Dünyada değişimin hızı ve yönü, bilginin eskiye oranla çok daha hızlı ve çok daha kolay erişilebilir olmasını sağlıyordu. Dinin toplumsal yapıdaki ağırlığını artırmak için doğru bir zaman değildi artık. İnsanlar bir tek tuşa basarak topluma dayatılan yaşam tarzının sonuçları, maliyeti ve kendi cebinden bunun için nelerin alındığını öğrenebiliyordu. Belki herkes öğrenmiyordu ama isteyen öğrenebiliyordu. Dolayısıyla hükümetler açısından keyfi yönetim alanının giderek daraldığı bir dünyaya giderken, Türkiye’nin bundan uzak kalması düşünülemezdi, sadece geciktirilebilirdi. 

Belki de işin anahtar kelimesi, gecikmede gizliydi. Türkiye’yi kendi bilgisini üretemeyen bir ülke yapmanın kime yararı olabilirdi? Kendi bilgisini üretemeyen, o bilgiyi dışarıdan ve oldukça yüksek maliyetlerle alabiliyordu. Türk Üniversiteleri dünya sırlamasında geriye düştükçe, acı sonuçları ve maliyeti on yıllar içerisinde ortaya çıkacak bir bilgi bağımlılığı oluşuyordu. 50 yıl önce yarışabileceğiniz konumda olan ülkeler son hızla yanınızdan geçip gözden kayboluyordu. Ne yazık ki, dünya tarihi geride kalan toplumların mezarlıklarıyla doludur. 

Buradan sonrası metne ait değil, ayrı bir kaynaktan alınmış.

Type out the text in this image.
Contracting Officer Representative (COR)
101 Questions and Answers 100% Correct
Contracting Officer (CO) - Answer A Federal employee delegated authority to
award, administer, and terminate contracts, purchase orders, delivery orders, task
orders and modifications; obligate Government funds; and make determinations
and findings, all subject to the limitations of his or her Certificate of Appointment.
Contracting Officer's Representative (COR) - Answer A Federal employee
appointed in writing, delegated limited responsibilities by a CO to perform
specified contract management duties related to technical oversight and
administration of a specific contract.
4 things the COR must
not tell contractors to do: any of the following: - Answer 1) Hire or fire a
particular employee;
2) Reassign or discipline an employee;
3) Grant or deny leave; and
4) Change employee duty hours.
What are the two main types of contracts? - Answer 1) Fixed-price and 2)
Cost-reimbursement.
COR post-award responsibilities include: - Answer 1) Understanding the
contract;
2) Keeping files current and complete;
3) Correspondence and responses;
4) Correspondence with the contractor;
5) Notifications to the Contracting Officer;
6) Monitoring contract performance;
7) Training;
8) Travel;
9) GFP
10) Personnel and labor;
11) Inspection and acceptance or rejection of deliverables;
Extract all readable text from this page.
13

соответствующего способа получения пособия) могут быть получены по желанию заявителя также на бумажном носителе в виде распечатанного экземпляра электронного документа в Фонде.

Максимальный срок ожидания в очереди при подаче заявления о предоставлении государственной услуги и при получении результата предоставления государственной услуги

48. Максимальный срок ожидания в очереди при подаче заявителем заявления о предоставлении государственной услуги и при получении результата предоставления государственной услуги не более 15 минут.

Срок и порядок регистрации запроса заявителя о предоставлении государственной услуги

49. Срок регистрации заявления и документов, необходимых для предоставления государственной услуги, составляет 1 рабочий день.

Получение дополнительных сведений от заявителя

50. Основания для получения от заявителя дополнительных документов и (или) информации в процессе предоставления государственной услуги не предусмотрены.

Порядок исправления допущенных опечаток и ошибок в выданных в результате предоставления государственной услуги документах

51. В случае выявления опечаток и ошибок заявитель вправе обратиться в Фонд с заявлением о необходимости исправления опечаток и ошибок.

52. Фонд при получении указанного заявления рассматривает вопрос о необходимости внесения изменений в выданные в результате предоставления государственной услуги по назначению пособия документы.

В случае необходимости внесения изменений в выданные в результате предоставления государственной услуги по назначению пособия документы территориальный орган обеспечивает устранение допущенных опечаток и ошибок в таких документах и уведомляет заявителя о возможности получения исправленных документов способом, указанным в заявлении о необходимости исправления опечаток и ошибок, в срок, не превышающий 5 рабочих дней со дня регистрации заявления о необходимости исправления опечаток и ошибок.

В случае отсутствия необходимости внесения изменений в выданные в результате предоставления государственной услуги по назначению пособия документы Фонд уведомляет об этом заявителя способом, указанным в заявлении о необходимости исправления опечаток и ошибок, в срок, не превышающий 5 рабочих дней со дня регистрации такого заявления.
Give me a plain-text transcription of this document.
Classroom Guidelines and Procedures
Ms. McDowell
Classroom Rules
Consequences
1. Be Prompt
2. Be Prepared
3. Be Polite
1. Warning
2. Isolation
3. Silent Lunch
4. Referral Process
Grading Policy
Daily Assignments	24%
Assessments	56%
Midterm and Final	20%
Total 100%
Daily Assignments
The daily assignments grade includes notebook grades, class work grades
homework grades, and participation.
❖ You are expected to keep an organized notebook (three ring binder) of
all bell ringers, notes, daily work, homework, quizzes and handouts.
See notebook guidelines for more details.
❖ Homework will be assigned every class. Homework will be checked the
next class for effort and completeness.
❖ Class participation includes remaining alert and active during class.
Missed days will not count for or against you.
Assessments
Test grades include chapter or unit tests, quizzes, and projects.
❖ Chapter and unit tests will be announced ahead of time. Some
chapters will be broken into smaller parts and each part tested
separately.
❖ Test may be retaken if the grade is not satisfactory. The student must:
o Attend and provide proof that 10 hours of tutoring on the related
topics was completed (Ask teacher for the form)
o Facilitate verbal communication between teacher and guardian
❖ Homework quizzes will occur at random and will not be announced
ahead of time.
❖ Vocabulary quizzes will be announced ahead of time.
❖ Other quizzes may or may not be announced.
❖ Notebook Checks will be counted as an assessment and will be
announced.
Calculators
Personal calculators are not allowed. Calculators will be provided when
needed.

Bu açıdan bakıldığında Türkiye’de karşı devrim hareketi, fiilen başarıya ulaşamaz gibi görünüyor. Yani kendisine sınırsız bir yaşam alanı açıp mutlu mesut yaşaması zor görünüyor. Ancak çıkarlarını Türkiye’nin sürünmesi üzerinden tanımlayan ülkeler açısından bakıldığında, oldukça kullanışlı bir araç olarak işlevini yerine getirdiğini söyleyebiliriz. 

Bu sürecin sürdürülebilir olmadığını yazıyı dikkatli okuyan herkes anlayacaktır. Ama insanların büyük çoğunluğunun mümkün olduğu kadar geç uyanması, birilerini görevini yapmış olmanın mutluğuna erdirecektir. Bu amaçla propaganda mekanizması adeta kusursuz işlemektedir. Türkiye Cumhuriyeti’nin kuruluş ilkeleri ile olan toplumsal bağların zayıflatılması ve koparılması asıl hedeftir. Bunun için renkler, semboller, mesajlar adeta bir bombardıman halinde toplumu hedef almaktadır. 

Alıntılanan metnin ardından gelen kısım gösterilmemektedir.